How Does Capacitance Change with Multiple Dielectric Materials in a Capacitor

[xcutexboax]

Hey Guys,

I was just doing a question on capacitance and i was wondering since capacitance is usually determined by a fixed formula which is dependent on the di electric material that is contained within a capacitor.. However it struck me that a capacitor does not neccesarily contain only one kind of material. How does the expression of the formula changes if a capacitor can contain more than one kind of di-electric materials... pls enlighten me... IS it based on the area they occupy? ThAnks.

 

[freemind]

IIRC, for multiple dielectric capacitors, you would simply use the modification of one of Maxwell's equations, namely: $$V = \int{\kappa\overrightarrow{E} \cdot d\overrightarrow{s}$$. In this case, you integrate over the thickness of one capacitor, then over the thickness of the other capacitor, then add the two results to find the electric potential across the plates.

 

[xcutexboax]

If I was referring to the formula C=k*epsilon*A/d where k is the dielectric constant of the material, how does finding the potential change the above expression?
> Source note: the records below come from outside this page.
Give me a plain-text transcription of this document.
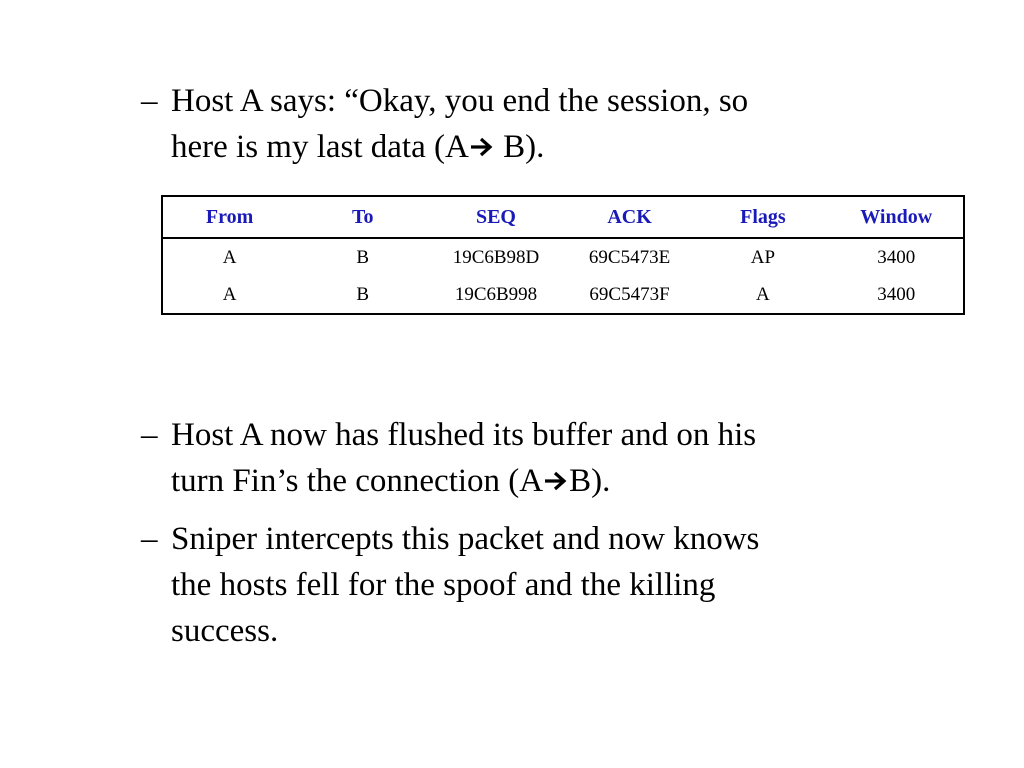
– Host A says: “Okay, you end the session, so
here is my last data (A B).
From	To	SEQ	ACK	Flags	Window
A	B	19C6B98D	69C5473E	AP	3400
A	B	19C6B998	69C5473F	A	3400
– Host A now has flushed its buffer and on his
turn Fin’s the connection (A B).
– Sniper intercepts this packet and now knows
the hosts fell for the spoof and the killing
success.
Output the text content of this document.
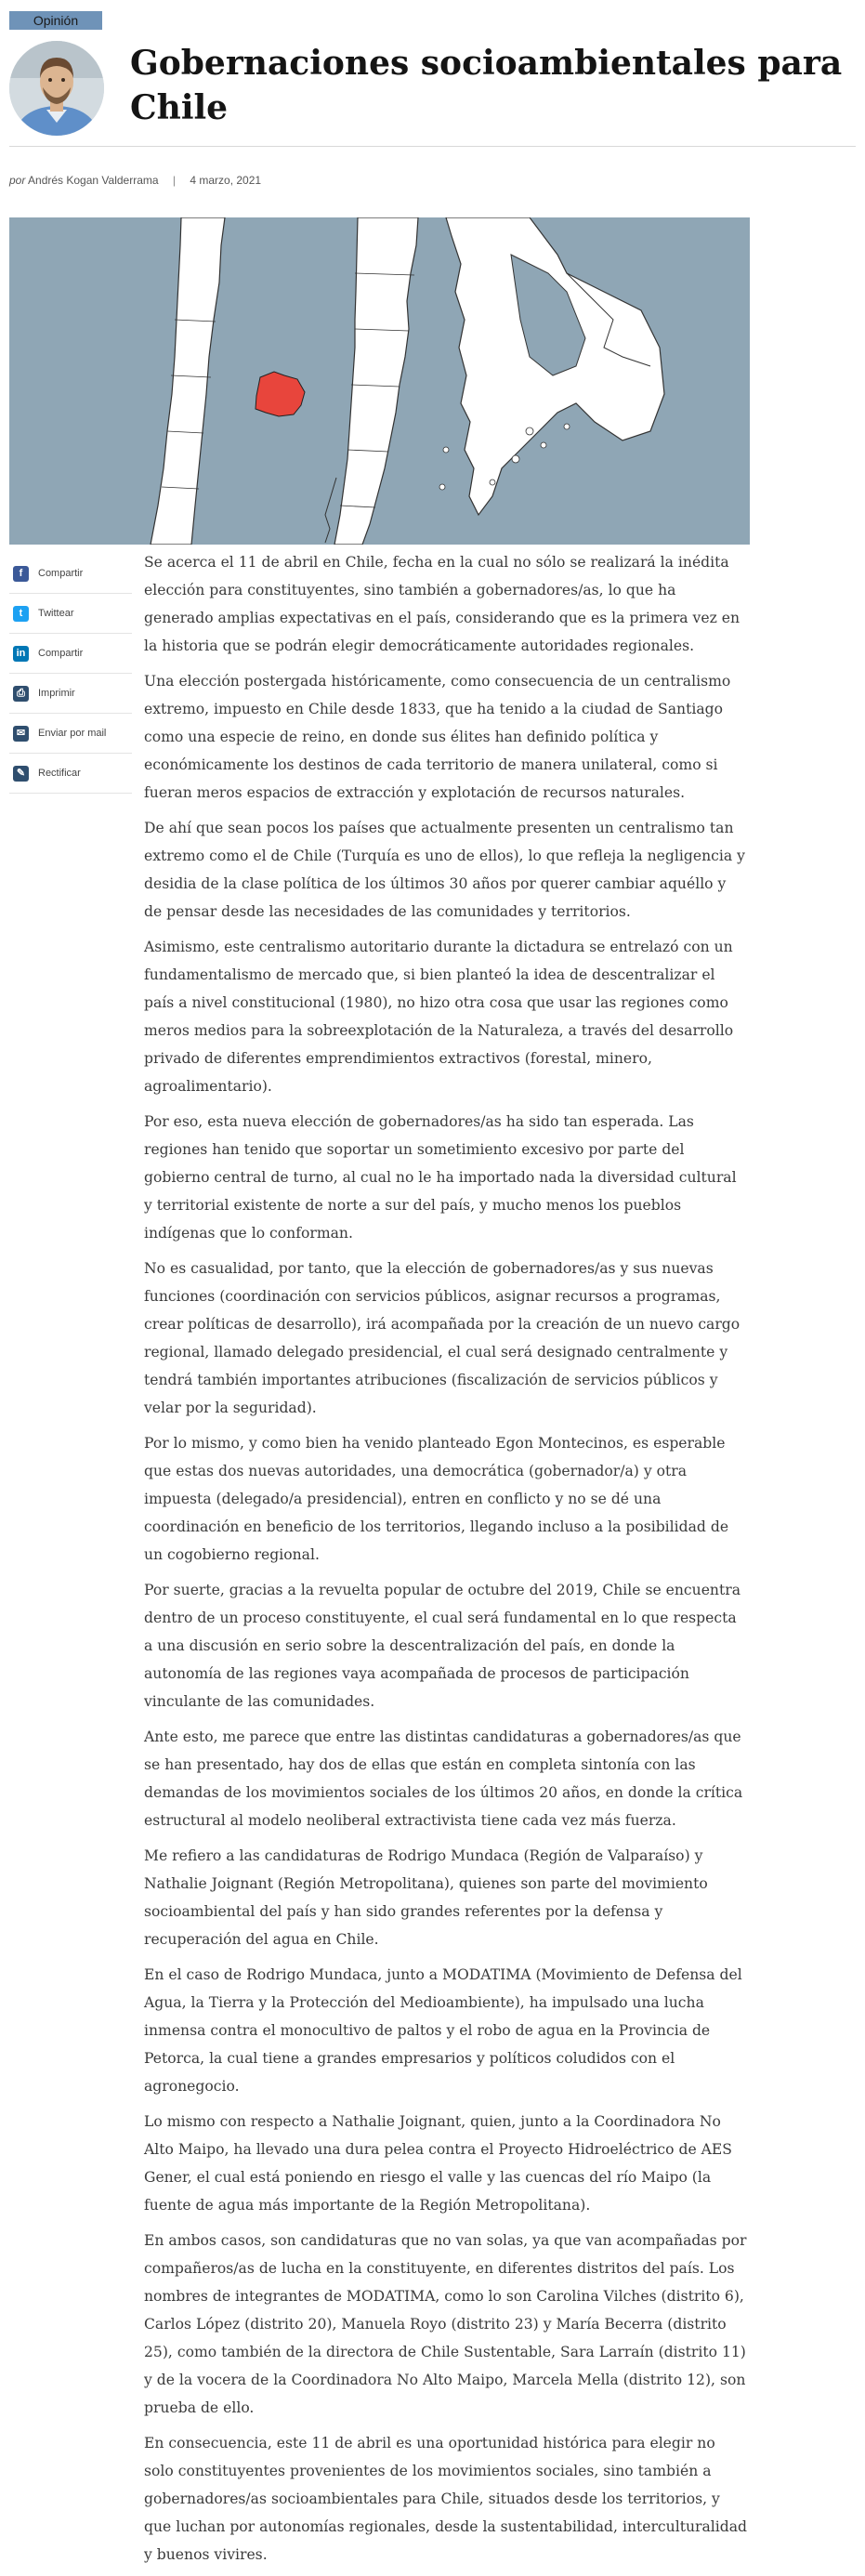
Opinión
Gobernaciones socioambientales para Chile
por Andrés Kogan Valderrama | 4 marzo, 2021
f	Compartir
t	Twittear
in	Compartir
⎙	Imprimir
✉	Enviar por mail
✎	Rectificar

Se acerca el 11 de abril en Chile, fecha en la cual no sólo se realizará la inédita elección para constituyentes, sino también a gobernadores/as, lo que ha generado amplias expectativas en el país, considerando que es la primera vez en la historia que se podrán elegir democráticamente autoridades regionales.

Una elección postergada históricamente, como consecuencia de un centralismo extremo, impuesto en Chile desde 1833, que ha tenido a la ciudad de Santiago como una especie de reino, en donde sus élites han definido política y económicamente los destinos de cada territorio de manera unilateral, como si fueran meros espacios de extracción y explotación de recursos naturales.

De ahí que sean pocos los países que actualmente presenten un centralismo tan extremo como el de Chile (Turquía es uno de ellos), lo que refleja la negligencia y desidia de la clase política de los últimos 30 años por querer cambiar aquéllo y de pensar desde las necesidades de las comunidades y territorios.

Asimismo, este centralismo autoritario durante la dictadura se entrelazó con un fundamentalismo de mercado que, si bien planteó la idea de descentralizar el país a nivel constitucional (1980), no hizo otra cosa que usar las regiones como meros medios para la sobreexplotación de la Naturaleza, a través del desarrollo privado de diferentes emprendimientos extractivos (forestal, minero, agroalimentario).

Por eso, esta nueva elección de gobernadores/as ha sido tan esperada. Las regiones han tenido que soportar un sometimiento excesivo por parte del gobierno central de turno, al cual no le ha importado nada la diversidad cultural y territorial existente de norte a sur del país, y mucho menos los pueblos indígenas que lo conforman.

No es casualidad, por tanto, que la elección de gobernadores/as y sus nuevas funciones (coordinación con servicios públicos, asignar recursos a programas, crear políticas de desarrollo), irá acompañada por la creación de un nuevo cargo regional, llamado delegado presidencial, el cual será designado centralmente y tendrá también importantes atribuciones (fiscalización de servicios públicos y velar por la seguridad).

Por lo mismo, y como bien ha venido planteado Egon Montecinos, es esperable que estas dos nuevas autoridades, una democrática (gobernador/a) y otra impuesta (delegado/a presidencial), entren en conflicto y no se dé una coordinación en beneficio de los territorios, llegando incluso a la posibilidad de un cogobierno regional.

Por suerte, gracias a la revuelta popular de octubre del 2019, Chile se encuentra dentro de un proceso constituyente, el cual será fundamental en lo que respecta a una discusión en serio sobre la descentralización del país, en donde la autonomía de las regiones vaya acompañada de procesos de participación vinculante de las comunidades.

Ante esto, me parece que entre las distintas candidaturas a gobernadores/as que se han presentado, hay dos de ellas que están en completa sintonía con las demandas de los movimientos sociales de los últimos 20 años, en donde la crítica estructural al modelo neoliberal extractivista tiene cada vez más fuerza.

Me refiero a las candidaturas de Rodrigo Mundaca (Región de Valparaíso) y Nathalie Joignant (Región Metropolitana), quienes son parte del movimiento socioambiental del país y han sido grandes referentes por la defensa y recuperación del agua en Chile.

En el caso de Rodrigo Mundaca, junto a MODATIMA (Movimiento de Defensa del Agua, la Tierra y la Protección del Medioambiente), ha impulsado una lucha inmensa contra el monocultivo de paltos y el robo de agua en la Provincia de Petorca, la cual tiene a grandes empresarios y políticos coludidos con el agronegocio.

Lo mismo con respecto a Nathalie Joignant, quien, junto a la Coordinadora No Alto Maipo, ha llevado una dura pelea contra el Proyecto Hidroeléctrico de AES Gener, el cual está poniendo en riesgo el valle y las cuencas del río Maipo (la fuente de agua más importante de la Región Metropolitana).

En ambos casos, son candidaturas que no van solas, ya que van acompañadas por compañeros/as de lucha en la constituyente, en diferentes distritos del país. Los nombres de integrantes de MODATIMA, como lo son Carolina Vilches (distrito 6), Carlos López (distrito 20), Manuela Royo (distrito 23) y María Becerra (distrito 25), como también de la directora de Chile Sustentable, Sara Larraín (distrito 11) y de la vocera de la Coordinadora No Alto Maipo, Marcela Mella (distrito 12), son prueba de ello.

En consecuencia, este 11 de abril es una oportunidad histórica para elegir no solo constituyentes provenientes de los movimientos sociales, sino también a gobernadores/as socioambientales para Chile, situados desde los territorios, y que luchan por autonomías regionales, desde la sustentabilidad, interculturalidad y buenos vivires.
I mean if a capacitor can contain like 3 dielectric materials of different k, how does it affect the above expression/formula? =)

 

[freemind]

If you have a capacitor with two distinct materials as dielectrics in between the plates with dielectric constants $\kappa_1$ & $\kappa_2$ (and assuming you're dealing with a standard, flat parallel plate capacitor here), if the thickness of material one is the same as that of material two (let's say a thickness of $$d$$), then the equivalent capacitance is given by $$C_{eq} = \frac{C_1 C_2}{C_1+C_2}$$, where $$C_1 = \frac{\kappa_1 \epsilon_0 A}{d}$$, and same for $$C_2$$. Of course, in this case, I'm taking the actual plate-distance to be $$2d$$.

 

[xcutexboax]

Oh i finally understand... u took the capacitor like a circuit which contatins other "capacitors". Marvellous... Okie thanks for the tip.